49729.fb2
Магистр с Епископом переглянулись, перешепнулись и согласно кивнули головами, и тотчас начальник городской стражи побежал выполнять приказ правителей — отпустить на свободу Рыцаря, раз уж он сам вызвался идти к Дракону…
Расчет у них был простой: пускай Дракон пока что закусит Рыцарем, а тем временем можно будет сообразить, как выгородить собственных теток и дочек.
А что Дракона нужно поскорее задобрить — это понимал в городе каждый ребенок.

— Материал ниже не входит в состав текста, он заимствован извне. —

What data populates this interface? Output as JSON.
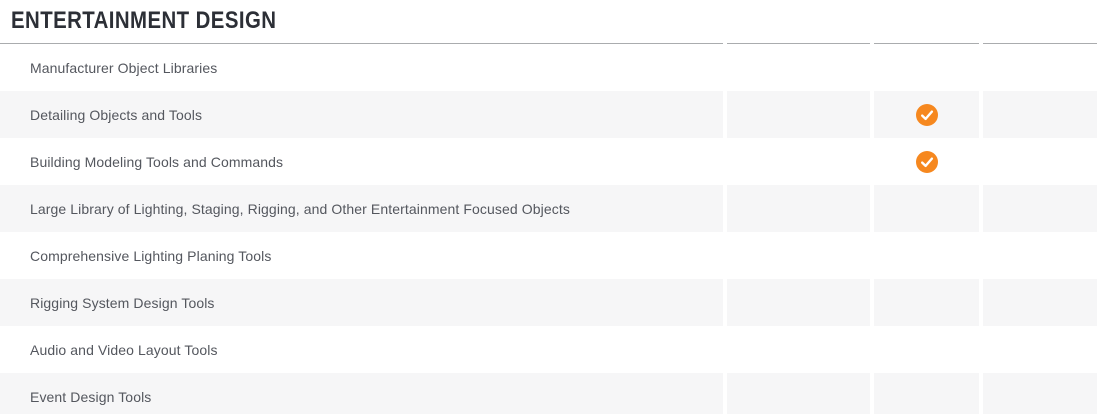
{
  "section": {
    "title": "ENTERTAINMENT DESIGN"
  },
  "table": {
    "product_columns": 3,
    "check_icon": "check-circle",
    "rows": [
      {
        "feature": "Manufacturer Object Libraries",
        "checks": [
          false,
          false,
          false
        ]
      },
      {
        "feature": "Detailing Objects and Tools",
        "checks": [
          false,
          true,
          false
        ]
      },
      {
        "feature": "Building Modeling Tools and Commands",
        "checks": [
          false,
          true,
          false
        ]
      },
      {
        "feature": "Large Library of Lighting, Staging, Rigging, and Other Entertainment Focused Objects",
        "checks": [
          false,
          false,
          false
        ]
      },
      {
        "feature": "Comprehensive Lighting Planing Tools",
        "checks": [
          false,
          false,
          false
        ]
      },
      {
        "feature": "Rigging System Design Tools",
        "checks": [
          false,
          false,
          false
        ]
      },
      {
        "feature": "Audio and Video Layout Tools",
        "checks": [
          false,
          false,
          false
        ]
      },
      {
        "feature": "Event Design Tools",
        "checks": [
          false,
          false,
          false
        ]
      }
    ]
  },
  "colors": {
    "accent_orange": "#f6881f",
    "row_stripe": "#f6f6f7",
    "rule_gray": "#aaacae",
    "title_text": "#2c2f36",
    "feature_text": "#54575e",
    "check_glyph": "#ffffff"
  }
}
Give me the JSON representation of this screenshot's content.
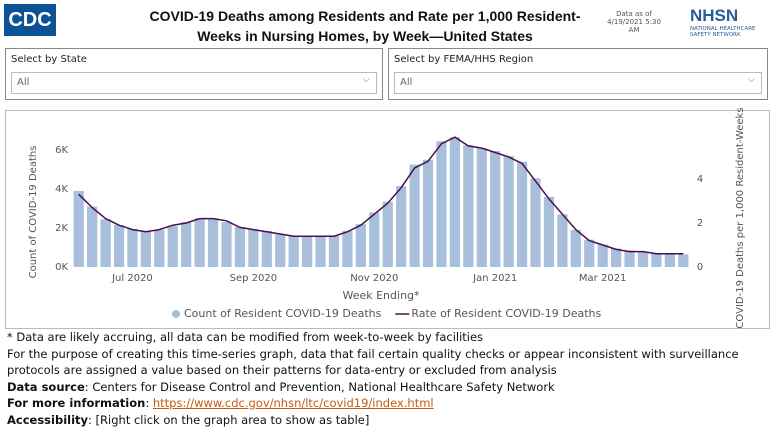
{
  "header": {
    "logo": "CDC",
    "title": "COVID-19 Deaths among Residents and Rate per 1,000 Resident-Weeks in Nursing Homes, by Week—United States",
    "data_date": "Data as of 4/19/2021 5:30 AM",
    "nhsn_logo": "NHSN",
    "nhsn_name": "NATIONAL HEALTHCARE SAFETY NETWORK"
  },
  "filters": [
    {
      "label": "Select by State",
      "value": "All"
    },
    {
      "label": "Select by FEMA/HHS Region",
      "value": "All"
    }
  ],
  "chart_data": {
    "type": "bar-line",
    "categories": [
      null,
      null,
      null,
      null,
      "Jul 2020",
      null,
      null,
      null,
      null,
      null,
      null,
      null,
      null,
      "Sep 2020",
      null,
      null,
      null,
      null,
      null,
      null,
      null,
      null,
      "Nov 2020",
      null,
      null,
      null,
      null,
      null,
      null,
      null,
      null,
      "Jan 2021",
      null,
      null,
      null,
      null,
      null,
      null,
      null,
      "Mar 2021",
      null,
      null,
      null,
      null,
      null,
      null
    ],
    "x_label": "Week Ending*",
    "y_label": "Count of COVID-19 Deaths",
    "y2_label": "COVID-19 Deaths per 1,000 Resident-Weeks",
    "series": [
      {
        "name": "Count of Resident COVID-19 Deaths",
        "type": "bar",
        "color": "#a7bfdb",
        "values": [
          3900,
          3100,
          2450,
          2150,
          1950,
          1800,
          1900,
          2100,
          2300,
          2500,
          2500,
          2300,
          2050,
          1950,
          1850,
          1700,
          1600,
          1550,
          1550,
          1600,
          1850,
          2200,
          2800,
          3350,
          4150,
          5250,
          5500,
          6450,
          6650,
          6250,
          6100,
          5950,
          5700,
          5400,
          4550,
          3600,
          2700,
          1900,
          1400,
          1150,
          950,
          850,
          750,
          700,
          700,
          650
        ]
      },
      {
        "name": "Rate of Resident COVID-19 Deaths",
        "type": "line",
        "axis": "y2",
        "color": "#4b0f4e",
        "values": [
          3.3,
          2.7,
          2.2,
          1.9,
          1.7,
          1.6,
          1.7,
          1.9,
          2.0,
          2.2,
          2.2,
          2.1,
          1.8,
          1.7,
          1.6,
          1.5,
          1.4,
          1.4,
          1.4,
          1.4,
          1.6,
          1.9,
          2.4,
          2.9,
          3.6,
          4.5,
          4.8,
          5.6,
          5.9,
          5.5,
          5.4,
          5.2,
          5.0,
          4.7,
          3.9,
          3.1,
          2.4,
          1.7,
          1.2,
          1.0,
          0.8,
          0.7,
          0.7,
          0.6,
          0.6,
          0.6
        ]
      }
    ],
    "ylim": [
      0,
      7000
    ],
    "yticks": [
      {
        "value": 0,
        "label": "0K"
      },
      {
        "value": 2000,
        "label": "2K"
      },
      {
        "value": 4000,
        "label": "4K"
      },
      {
        "value": 6000,
        "label": "6K"
      }
    ],
    "y2lim": [
      0,
      6.2
    ],
    "y2ticks": [
      0,
      2,
      4
    ],
    "grid": false,
    "legend": "bottom"
  },
  "notes": {
    "footnote": "* Data are likely accruing, all data can be modified from week-to-week by facilities",
    "purpose": "For the purpose of creating this time-series graph, data that fail certain quality checks or appear inconsistent with surveillance protocols are assigned a value based on their patterns for data-entry or excluded from analysis",
    "source": {
      "label": "Data source",
      "text": ": Centers for Disease Control and Prevention, National Healthcare Safety Network"
    },
    "info": {
      "label": "For more information",
      "text": ": ",
      "link": "https://www.cdc.gov/nhsn/ltc/covid19/index.html"
    },
    "accessibility": {
      "label": "Accessibility",
      "text": ": [Right click on the graph area to show as table]"
    }
  }
}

Страшный рев Дракона, все нетерпеливее, все свирепее несся от Черных скал, и из множества дворов и домов ему отвечал горький женский плач, и многие уже надевали траурные одежды, готовясь идти провожать осужденных, на коленях молились вдовы тех, кого Дракон сожрал в прошлые годы, и молодые матери в тоске прижимали к груди своих розовых крошек, беззубо пускавших пузыри, — с отчаянием думая, что они ведь тоже подрастут и придет день, когда, может статься, придется и их провожать в черном траурном платье до городских ворот.

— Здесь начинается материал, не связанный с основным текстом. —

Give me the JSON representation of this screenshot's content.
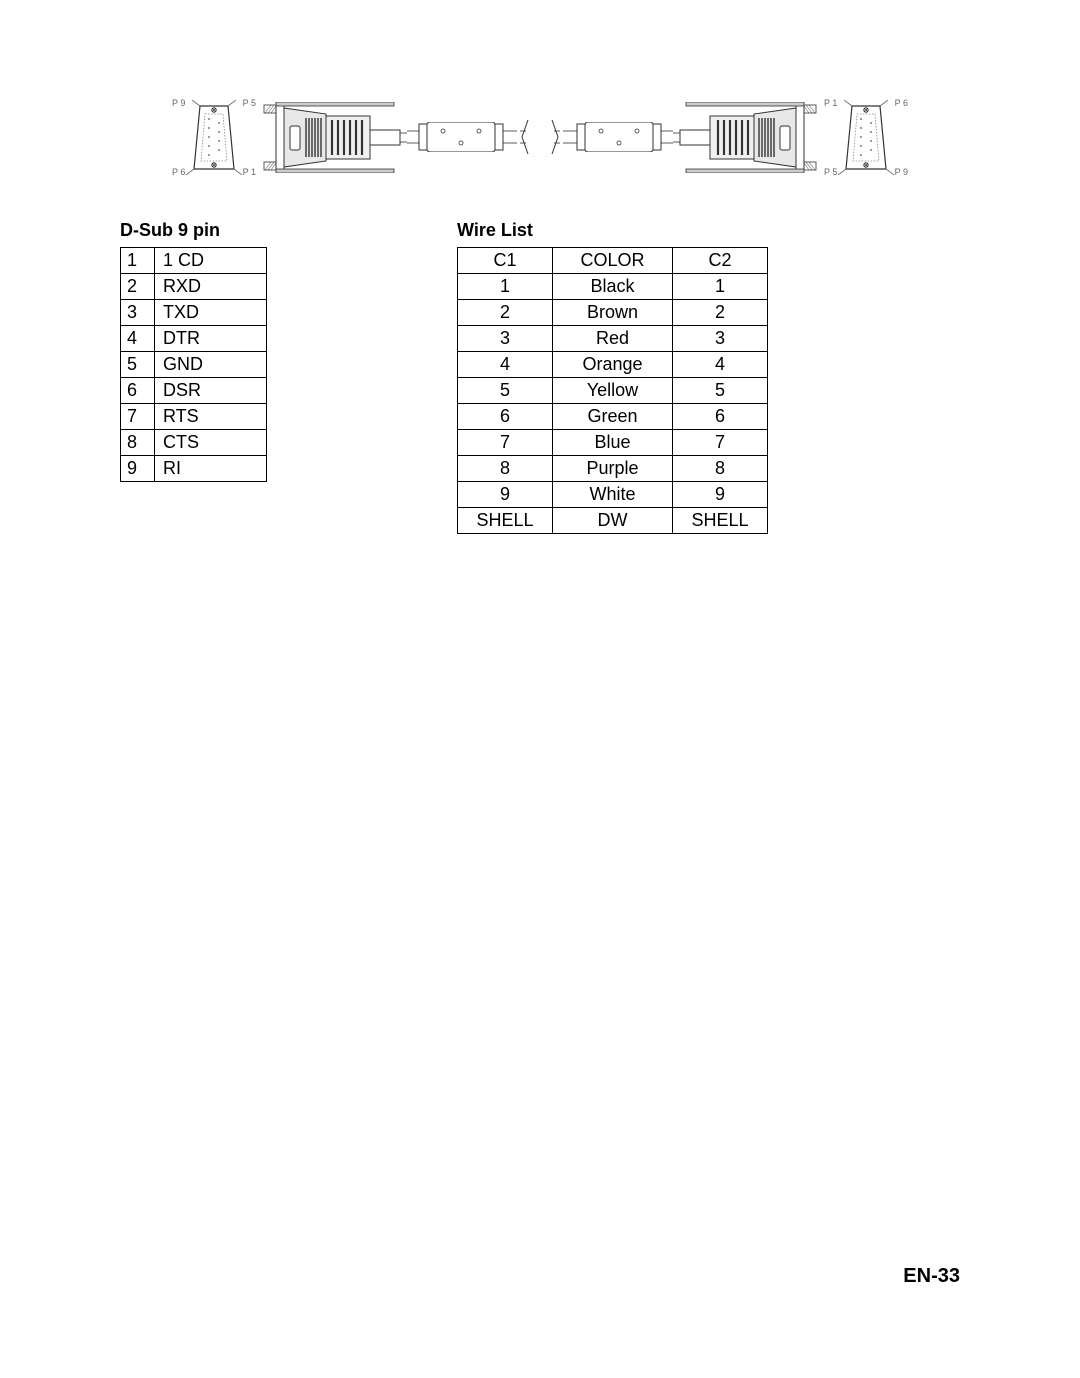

В то время как таким образом весь город был охвачен печалью и смятением, три человека в суматохе выбрались из ворот и уже во всю прыть шагали по пустынной дороге.
Впереди всех вприпрыжку мчался маленький карлик.
— Эй, Ртутти, куда ты так несешься! Тебя сегодня не догнать! — сам шагая во весь мах, окликнул Жонглер.
— Я только того и хочу, чтоб меня не догнали! — Ртутти пустился еще быстрее. — Куда годятся ваши длинные ноги, если они не поспевают за моими коротенькими… Ох и натворили мы дел! И все начал ты!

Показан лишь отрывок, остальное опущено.